[tor-talk] Tor and solidarity against online harassment

Jonathan Wilkes jancsika at yahoo.com
Sat Dec 13 18:28:28 UTC 2014


On 12/12/2014 02:20 PM, Roger Dingledine wrote:
> On Fri, Dec 12, 2014 at 03:23:42PM -0300, Juan wrote:
>>> You might like
>>> https://www.torproject.org/docs/faq#Backdoor
>>>
>>> We won't put backdoors in Tor. Ever.
>> 	LOL!
>>
>> 	You work for the pentagon and are subjects of the US state.
>>
>> 	The US government has secret 'courts'  and secretly forces its
>> 	subjects to tamper with all kinds of 'security'  systems, in the
>> 	name of 'national security'.
>>
>> 	Whatever public declamations you make carry very little weight.
> Hello Mr. Tor hater,
>
> We get funding from a variety of groups, including US government groups.
> We do not "work for the pentagon" but that is a separate discussion and
> it shouldn't derail this one.

Hi Roger,
I'm afraid you're going to continue to hit up against this criticism for 
the foreseeable future, for the following reasons:
1) The NSA's betrayal of trust on the internet (and its standards) have 
all but removed good faith from the equation in the minds of a lot of people
2) practically speaking, Tor Browser Bundle _is_ private browsing mode 
for the time being.  There is no other game in town (at least in terms 
of usability and being gratis)

So someone looks on your resume and finds a summer at the NSA.  If the 
wider free software community was adequately funded to sustainably 
research and protect users privacy, that would be that. Tor would take a 
temporary hit and Privacy Software B's website would temporarily see 
more hits and development effort.

In the real world, however, there isn't a Software B.  It will be a long 
time before even a Debian user can apt-get install and easily use 
Gnunet.  Non-technical users see a world of NSA surveillance and a 
single usable, well-maintained piece of software available for anonymous 
browsing run by people funded by the U.S. government.
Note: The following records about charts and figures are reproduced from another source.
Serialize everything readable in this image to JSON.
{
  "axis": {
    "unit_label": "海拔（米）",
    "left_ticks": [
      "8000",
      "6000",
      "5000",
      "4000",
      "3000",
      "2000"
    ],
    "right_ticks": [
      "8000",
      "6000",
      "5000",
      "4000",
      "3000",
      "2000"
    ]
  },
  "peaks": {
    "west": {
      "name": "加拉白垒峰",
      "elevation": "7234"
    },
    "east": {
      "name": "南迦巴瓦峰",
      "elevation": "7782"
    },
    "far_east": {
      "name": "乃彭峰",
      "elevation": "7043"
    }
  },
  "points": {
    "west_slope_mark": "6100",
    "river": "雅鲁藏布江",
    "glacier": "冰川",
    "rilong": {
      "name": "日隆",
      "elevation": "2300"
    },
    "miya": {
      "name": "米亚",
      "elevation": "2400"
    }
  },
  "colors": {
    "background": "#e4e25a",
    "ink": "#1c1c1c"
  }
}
Conspiracy 
theories flourish in that type of climate.  And until there are as many 
(effective) private browsers competing with each other as there are 
normal browsers, these kinds of attacks will continue to be (at least 
somewhat) effective.

Anyway, for those who are willing to listen to a little reason and live 
in a country where encryption isn't illegal, here's a Pascal's wager for 
Tor Browser Bundle use:

                         Something to hide    Nothing to hide
                         -----------------    ---------------

Tor is a honey-pot:     Tor use is BAD       Tor use is No worse than 
not using Tor

Tor isn't honey-pot:    Tor use is GOOD      Tor use is GOOD

Of course this doesn't work if Tor use simply lands you in jail, or gets 
you disappeared by government agents.  But if that is the case you have 
much bigger issues to deal with than private browsing.